The genius of Steven Spilberg
This project was realized in collaboration with my study group at London Business School. We exercised our R skills by looking at the relative ratings of the movies from two famous directors.
A couple weeks ago, we analyzed some data on IMBD ratings. Today, we will explore if there is a clear difference in the ratings received between Tim Burton and Steven Spielberg.
Our Null Hypothesis: The true difference in means is equal to 0.
Alternative hypothesis: The true difference in means is not equal to 0.
To test this hypothesis, we will use both the t.test command and the infer package to simulate from a null distribution, where you assume zero difference between the two.
# Now, we want to select the date that we will use which is the rating and the directors
IMBD <- movies %>%
select(rating, director) %>%
# We also filtered by the two directors in question
filter(director %in% c("Tim Burton", "Steven Spielberg")) %>%
# In order to compare both directors, we group by this variable
group_by(director) %>%
# To calculate the necessary information to run a hypothesis test we use summarise
summarise (
# General Statistics
mean_rating =
mean(rating, na.rm = TRUE),
sd_rating =
sd(rating, na.rm=TRUE),
count = n(),
# CI Statistics
se_rating =
sd_rating/sqrt(count),
t_critical =
qt(0.975, count-1),
margin_of_error =
t_critical * se_rating,
lower =
mean_rating - t_critical * se_rating,
upper =
mean_rating + t_critical * se_rating
)
# This line exhibits our calculations
IMBD %>% tbl_df %>% rmarkdown::paged_table()
# Now we are going to replicate the graph
graph_directors <-
ggplot(IMBD,
aes(
x= mean_rating,
y = reorder(director,mean_rating)))+
geom_point()+
theme_bw() +
theme(legend.position = "none")+
# The next tree lines include the mean ratings and the upper and lower boundaries of the CI
geom_text(aes(label = round(mean_rating, 2)), size = 6, hjust = 0.5,vjust = -1)+
geom_text(aes(label = round(lower, 2)), hjust = 6, vjust = -2) +
geom_text(aes(label = round(upper, 2)), hjust = -5.5, vjust = -2) +
# This line includes the error bar
geom_errorbar(aes(xmin = lower,
xmax = upper,
colour = director,
fill = director),
width = 0.1,
size = 2) +
# This line includes the shade to the graph in the overlap of the confidence intervals
geom_rect(xmin = 7.27, xmax = 7.33, ymin = 0, ymax = 10, fill = "grey", aes(alpha = 0.1))+
labs(
title = "Do Spielberg and Burton have the same IMDB ratings?",
subtitle = "95% confidence intervals overlap",
x = "Mean IMDB ratings",
y = "") +
theme(plot.title = element_text(face = "bold"))
# Saving our graph
ggsave("graph_directors.jpg",
plot=graph_directors,
width = 10,height = 6)
# Displaying the graph
knitr::include_graphics("graph_directors.jpg")

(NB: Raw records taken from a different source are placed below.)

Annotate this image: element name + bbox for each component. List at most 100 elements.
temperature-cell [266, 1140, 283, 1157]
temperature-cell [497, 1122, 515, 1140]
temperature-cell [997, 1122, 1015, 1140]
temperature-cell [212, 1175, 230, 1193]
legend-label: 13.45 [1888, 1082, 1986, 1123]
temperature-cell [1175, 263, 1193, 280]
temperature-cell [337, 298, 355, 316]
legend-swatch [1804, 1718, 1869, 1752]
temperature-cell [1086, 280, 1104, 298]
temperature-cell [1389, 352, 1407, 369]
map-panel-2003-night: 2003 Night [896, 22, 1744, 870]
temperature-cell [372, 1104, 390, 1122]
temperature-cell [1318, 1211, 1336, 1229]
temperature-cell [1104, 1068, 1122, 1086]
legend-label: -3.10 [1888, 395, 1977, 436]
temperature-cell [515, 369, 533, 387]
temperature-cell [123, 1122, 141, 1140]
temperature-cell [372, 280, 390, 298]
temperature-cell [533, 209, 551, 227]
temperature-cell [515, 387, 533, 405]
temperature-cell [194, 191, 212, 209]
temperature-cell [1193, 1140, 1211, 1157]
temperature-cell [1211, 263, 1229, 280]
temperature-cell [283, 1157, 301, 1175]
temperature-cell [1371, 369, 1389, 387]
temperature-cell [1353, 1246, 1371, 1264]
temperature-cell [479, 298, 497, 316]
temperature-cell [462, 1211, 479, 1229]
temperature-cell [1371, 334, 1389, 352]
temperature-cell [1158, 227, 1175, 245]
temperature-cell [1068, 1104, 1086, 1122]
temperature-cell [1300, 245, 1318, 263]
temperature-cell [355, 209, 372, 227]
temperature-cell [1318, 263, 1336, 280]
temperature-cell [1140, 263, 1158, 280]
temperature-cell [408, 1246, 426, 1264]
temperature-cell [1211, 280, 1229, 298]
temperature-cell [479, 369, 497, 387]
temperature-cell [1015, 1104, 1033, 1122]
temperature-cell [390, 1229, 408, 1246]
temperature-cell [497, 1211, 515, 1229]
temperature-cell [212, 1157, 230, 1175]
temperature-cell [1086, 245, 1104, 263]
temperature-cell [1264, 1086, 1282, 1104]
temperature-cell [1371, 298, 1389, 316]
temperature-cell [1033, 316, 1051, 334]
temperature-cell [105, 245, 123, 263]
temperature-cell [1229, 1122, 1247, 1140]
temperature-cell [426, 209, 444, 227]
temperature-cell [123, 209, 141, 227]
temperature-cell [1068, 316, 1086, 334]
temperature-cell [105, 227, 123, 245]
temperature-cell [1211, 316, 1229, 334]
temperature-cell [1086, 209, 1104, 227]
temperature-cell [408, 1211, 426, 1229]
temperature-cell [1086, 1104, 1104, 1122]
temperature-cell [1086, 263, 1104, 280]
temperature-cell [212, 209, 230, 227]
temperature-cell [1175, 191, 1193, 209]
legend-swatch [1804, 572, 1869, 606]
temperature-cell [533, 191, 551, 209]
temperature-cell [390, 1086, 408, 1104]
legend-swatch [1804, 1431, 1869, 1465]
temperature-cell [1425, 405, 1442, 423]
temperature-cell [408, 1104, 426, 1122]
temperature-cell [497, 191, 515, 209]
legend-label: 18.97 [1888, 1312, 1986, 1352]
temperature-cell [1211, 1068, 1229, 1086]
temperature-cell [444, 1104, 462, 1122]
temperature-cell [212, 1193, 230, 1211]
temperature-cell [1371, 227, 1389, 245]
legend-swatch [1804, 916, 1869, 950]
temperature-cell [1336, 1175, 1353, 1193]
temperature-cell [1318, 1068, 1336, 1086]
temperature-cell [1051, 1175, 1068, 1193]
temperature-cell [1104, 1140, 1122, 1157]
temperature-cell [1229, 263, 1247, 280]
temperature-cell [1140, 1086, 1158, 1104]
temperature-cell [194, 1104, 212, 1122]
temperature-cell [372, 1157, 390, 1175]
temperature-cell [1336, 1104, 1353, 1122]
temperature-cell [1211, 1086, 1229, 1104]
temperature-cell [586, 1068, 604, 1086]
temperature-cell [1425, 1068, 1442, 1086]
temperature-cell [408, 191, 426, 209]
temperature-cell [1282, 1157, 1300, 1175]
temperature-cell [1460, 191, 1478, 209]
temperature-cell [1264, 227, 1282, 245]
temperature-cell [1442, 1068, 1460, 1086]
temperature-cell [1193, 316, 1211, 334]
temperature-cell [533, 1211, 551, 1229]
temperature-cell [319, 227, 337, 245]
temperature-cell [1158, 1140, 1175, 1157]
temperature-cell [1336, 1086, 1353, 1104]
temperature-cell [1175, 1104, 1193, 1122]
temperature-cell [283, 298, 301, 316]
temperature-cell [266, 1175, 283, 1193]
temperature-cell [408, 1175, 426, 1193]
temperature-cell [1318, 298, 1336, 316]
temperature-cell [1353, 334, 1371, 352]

#Now, we want to select the date that we will use which is the rating and the directors
steve_tim <- movies %>%
select(rating, director) %>%
filter(director %in% c("Tim Burton", "Steven Spielberg"))
# In this line we do the ttest with the previously selected data
t.test(rating ~ director, data = steve_tim)
##
## Welch Two Sample t-test
##
## data: rating by director
## t = 3, df = 31, p-value = 0.01
## alternative hypothesis: true difference in means is not equal to 0
## 95 percent confidence interval:
## 0.16 1.13
## sample estimates:
## mean in group Steven Spielberg mean in group Tim Burton
## 7.57 6.93
# In order to compare the two methods, we will run the test again using the "infer" package
obs_diff_IMBD <- steve_tim %>%
specify(rating ~ director) %>%
calculate(
stat = "diff in means",
order = c("Tim Burton", "Steven Spielberg"))
null_dist_IMBD <- steve_tim %>%
specify(rating ~ director) %>%
hypothesize(null = "independence") %>%
generate(reps = 1000, type = "permute") %>%
calculate(
stat = "diff in means",
order = c("Tim Burton", "Steven Spielberg"))
ggplot(data = null_dist_IMBD,
aes(
x = stat)) +
geom_histogram()

null_dist_IMBD %>% visualize() +
shade_p_value(obs_stat = obs_diff_IMBD, direction = "two-sided")

null_dist_IMBD %>%
get_p_value(obs_stat = obs_diff_IMBD, direction = "two_sided")
## # A tibble: 1 x 1
## p_value
## <dbl>
## 1 0.012
Conclusion Following our tests, we reject the null hypothesis as the p-value is under our treshold at 95% confidence interval. We can therefore conclude that there is a clear difference between the average rating between Steven Spielberg and Tim Burton. So clearly, Steven Spielberg’ movies have a higher rating than Tim Burton’s ones.